En ce sens, les pouvoirs en place ont pleinement réussi. Tout a été organisé afin que « l’homme de peu », et la « femme de rien » ne puissent avoir le moindre pouvoir d’agir, ensemble. En brisant les collectifs, en entravant l’activité syndicale, en réduisant les interventions à réclamer plus de protection, auprès d’autorités élues, il oblige chacun à obéir à la loi, à l’élaboration de laquelle il n’est aucunement convié. Désormais, « le droit à » permet seulement d’avoir le souci de soi, sans se préoccuper de l’autre. C’est ce qu’on appelle aujourd’hui la démocratie.
En ce sens, on peut comprendre que les partis de gauche s’insurgent contre les pratiques d’un gouvernement qui méprise aussi ouvertement la démocratie vraie. Mais de là à manifester avec l’extrême-droite, même dans une rue latérale, il y a un pas qu’ils n’auraient pas dû franchir. Quand vont-ils ouvrir les yeux ?
Ne nous trompons pas, ces manifestations ont été inaugurées par l’extrême droite dont les slogans antisémites sont sans ambiguïté. « Il faut libérer la France » lit-on sur les pancartes « de qui ? » pourrait-on ajouter selon l’expression du fameux général factieux : sous entendu, les juifs ? Comme le suggèrent les nombreux réseaux complotistes.
Or, étonnamment, trop d’entre nous se taisent, voire argumentent en faveur des manifestations sous prétexte qu’il ne faut pas se couper des masses. Nous y voilà, les masses ! Entité non identifiée, le plus souvent méprisée, est un concept bien commode pour faire parler le peuple. Mais de quel peuple s’agit-il ?
Faut-il rappeler les souvenirs anciens qui nous ont coûter si cher ? Lorsque pendant l’affaire Dreyfus, nombre de représentants de gauche se taisaient, pendant que les manifestations de rue clamaient haut et fort leur haine des juifs. Faut-il raviver la mémoire des années 1930 au cours desquelles Léon Blum fut l’objet de tous les sarcasmes ? Sans compter l’attentat dont il a été victime. La lutte des prolétaires contre le capitalisme était alors manifestement détournée contre les juifs.
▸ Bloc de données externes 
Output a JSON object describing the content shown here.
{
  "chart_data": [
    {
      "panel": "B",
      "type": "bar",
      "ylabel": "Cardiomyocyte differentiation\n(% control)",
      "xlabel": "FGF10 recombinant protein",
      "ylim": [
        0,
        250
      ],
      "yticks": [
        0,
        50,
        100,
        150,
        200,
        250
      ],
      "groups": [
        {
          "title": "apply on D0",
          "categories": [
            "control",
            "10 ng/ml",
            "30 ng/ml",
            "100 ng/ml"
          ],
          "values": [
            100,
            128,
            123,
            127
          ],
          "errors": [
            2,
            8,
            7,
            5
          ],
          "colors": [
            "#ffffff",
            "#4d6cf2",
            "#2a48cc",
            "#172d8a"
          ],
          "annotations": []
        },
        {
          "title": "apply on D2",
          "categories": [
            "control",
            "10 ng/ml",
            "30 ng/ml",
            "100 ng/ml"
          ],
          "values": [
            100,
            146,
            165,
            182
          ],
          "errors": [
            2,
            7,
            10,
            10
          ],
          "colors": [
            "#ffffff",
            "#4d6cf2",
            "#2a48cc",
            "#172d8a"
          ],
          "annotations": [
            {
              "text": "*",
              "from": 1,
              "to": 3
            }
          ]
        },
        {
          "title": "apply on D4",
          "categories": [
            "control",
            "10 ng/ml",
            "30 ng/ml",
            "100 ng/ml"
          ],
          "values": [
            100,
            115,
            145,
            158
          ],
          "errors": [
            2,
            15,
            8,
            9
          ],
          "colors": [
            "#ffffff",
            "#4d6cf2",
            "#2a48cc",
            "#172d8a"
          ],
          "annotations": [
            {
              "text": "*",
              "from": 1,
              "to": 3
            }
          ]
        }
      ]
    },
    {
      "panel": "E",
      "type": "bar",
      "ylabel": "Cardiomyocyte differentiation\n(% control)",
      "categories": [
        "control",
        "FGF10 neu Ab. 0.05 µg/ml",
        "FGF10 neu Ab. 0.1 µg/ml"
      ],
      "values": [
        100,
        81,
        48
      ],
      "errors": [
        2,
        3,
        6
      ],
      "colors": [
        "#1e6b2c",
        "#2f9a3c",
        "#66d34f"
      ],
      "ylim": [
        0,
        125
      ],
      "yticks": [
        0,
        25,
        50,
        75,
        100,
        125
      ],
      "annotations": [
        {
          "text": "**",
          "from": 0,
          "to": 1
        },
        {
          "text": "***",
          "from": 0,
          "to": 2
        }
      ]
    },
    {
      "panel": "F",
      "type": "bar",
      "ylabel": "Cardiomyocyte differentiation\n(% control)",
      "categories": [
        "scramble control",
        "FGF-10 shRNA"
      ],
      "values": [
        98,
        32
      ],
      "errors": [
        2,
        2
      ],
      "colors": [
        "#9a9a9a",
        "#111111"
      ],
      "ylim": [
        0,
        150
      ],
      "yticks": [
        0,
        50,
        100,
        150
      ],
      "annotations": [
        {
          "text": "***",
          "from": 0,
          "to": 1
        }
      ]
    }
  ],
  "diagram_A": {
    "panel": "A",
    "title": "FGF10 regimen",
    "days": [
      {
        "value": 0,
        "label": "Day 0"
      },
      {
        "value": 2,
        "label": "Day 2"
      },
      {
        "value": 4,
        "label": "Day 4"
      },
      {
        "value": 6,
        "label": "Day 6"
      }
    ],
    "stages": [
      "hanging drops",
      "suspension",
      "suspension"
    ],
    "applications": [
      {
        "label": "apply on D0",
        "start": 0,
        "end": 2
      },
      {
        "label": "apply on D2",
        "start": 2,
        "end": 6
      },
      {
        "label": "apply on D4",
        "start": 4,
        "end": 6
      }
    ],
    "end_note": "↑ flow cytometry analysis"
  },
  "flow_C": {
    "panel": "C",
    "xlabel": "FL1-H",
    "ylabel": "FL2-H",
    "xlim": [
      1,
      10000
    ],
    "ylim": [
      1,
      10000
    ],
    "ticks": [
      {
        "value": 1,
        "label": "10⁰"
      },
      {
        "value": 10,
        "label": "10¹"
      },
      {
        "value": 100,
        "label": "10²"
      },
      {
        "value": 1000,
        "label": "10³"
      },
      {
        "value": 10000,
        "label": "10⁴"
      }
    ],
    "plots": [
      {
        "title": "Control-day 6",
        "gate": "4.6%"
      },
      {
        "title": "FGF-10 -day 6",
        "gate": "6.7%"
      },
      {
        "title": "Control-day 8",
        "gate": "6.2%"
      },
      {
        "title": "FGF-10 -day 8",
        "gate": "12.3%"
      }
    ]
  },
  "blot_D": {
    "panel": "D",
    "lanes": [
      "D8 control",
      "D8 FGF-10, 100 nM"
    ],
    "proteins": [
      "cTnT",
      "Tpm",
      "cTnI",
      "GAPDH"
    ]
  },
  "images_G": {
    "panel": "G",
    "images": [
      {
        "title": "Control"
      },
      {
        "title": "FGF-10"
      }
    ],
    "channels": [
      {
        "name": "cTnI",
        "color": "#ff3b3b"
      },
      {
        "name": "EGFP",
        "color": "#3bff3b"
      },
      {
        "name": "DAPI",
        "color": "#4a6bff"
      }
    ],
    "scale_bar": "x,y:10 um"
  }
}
Encore l’autre !
Devant cet aveuglement, il est grand temps de rappeler ce qu’est la liberté vraie, comme disaient les insurgés du XIXe siècle.
À l’encontre de la liberté libérale, distordue par la liberté néo-libérale qui parvint à en inverser le sens en valorisant l’idée de s’exploiter soi-même, la liberté pour laquelle nombre de « gens du peuple » sont morts ou ont été déportés, signifiait tout simplement le pouvoir d’agir dans tous les domaines en toute responsabilité collective. Sans droit, sans protection, ils et elles ne se sont pas seulement insurgés, mais se sont parfois organisés en associations afin d’anticiper la société à laquelle chacun aspirait. Aucun d’eux n’était libre si l’autre ne l’était pas. Cela s’appelait alors la fraternité, équivalent du communisme pour certains.
Ces souvenirs ont été rangés au rang des illusions utopiques. Pourtant des traces subsistent dans les mémoires ouvrières, mais rarement ces expériences passées d’auto-émancipation sont mises à l’honneur au sein des organisations. Les pouvoirs successifs au service d’une production technicisée à outrance, ou l’individu humain n’est plus qu’une visée publicitaire, isolé du reste du monde, semblent être parvenus à leur fin. La liberté dans la rue, ces dernières semaines, s’énonce en terme de droit individuel sans la moindre considération de l’autre, encore moins du collectif.
Regardons les choses en face et évitons confusions et amalgames. Oui, le gouvernement n’est pas le nôtre, oui il est nécessaire de préparer une autre société, non seulement plus juste, mais plus égalitaire. Néanmoins, aujourd’hui, une pandémie sans précédent sévit dans le monde entier. L’ensemble du corps médical, non lié aux laboratoires pharmaceutiques, s’accorde sur la nécessité de se faire vacciner.
Aujourd’hui, il nous faudrait redonner vie à la solidarité et à l’auto-organisation afin d’aider les plus démunis et les plus réticents à se faire vacciner, en s’organisant par village ou par quartier. Dans cette pandémie, comme dans tout l’espace social, du précaire à l’immigré, syrien ou afghan, davantage que la liberté de soi, c’est la liberté de l’autre qu’il est nécessaire de défendre.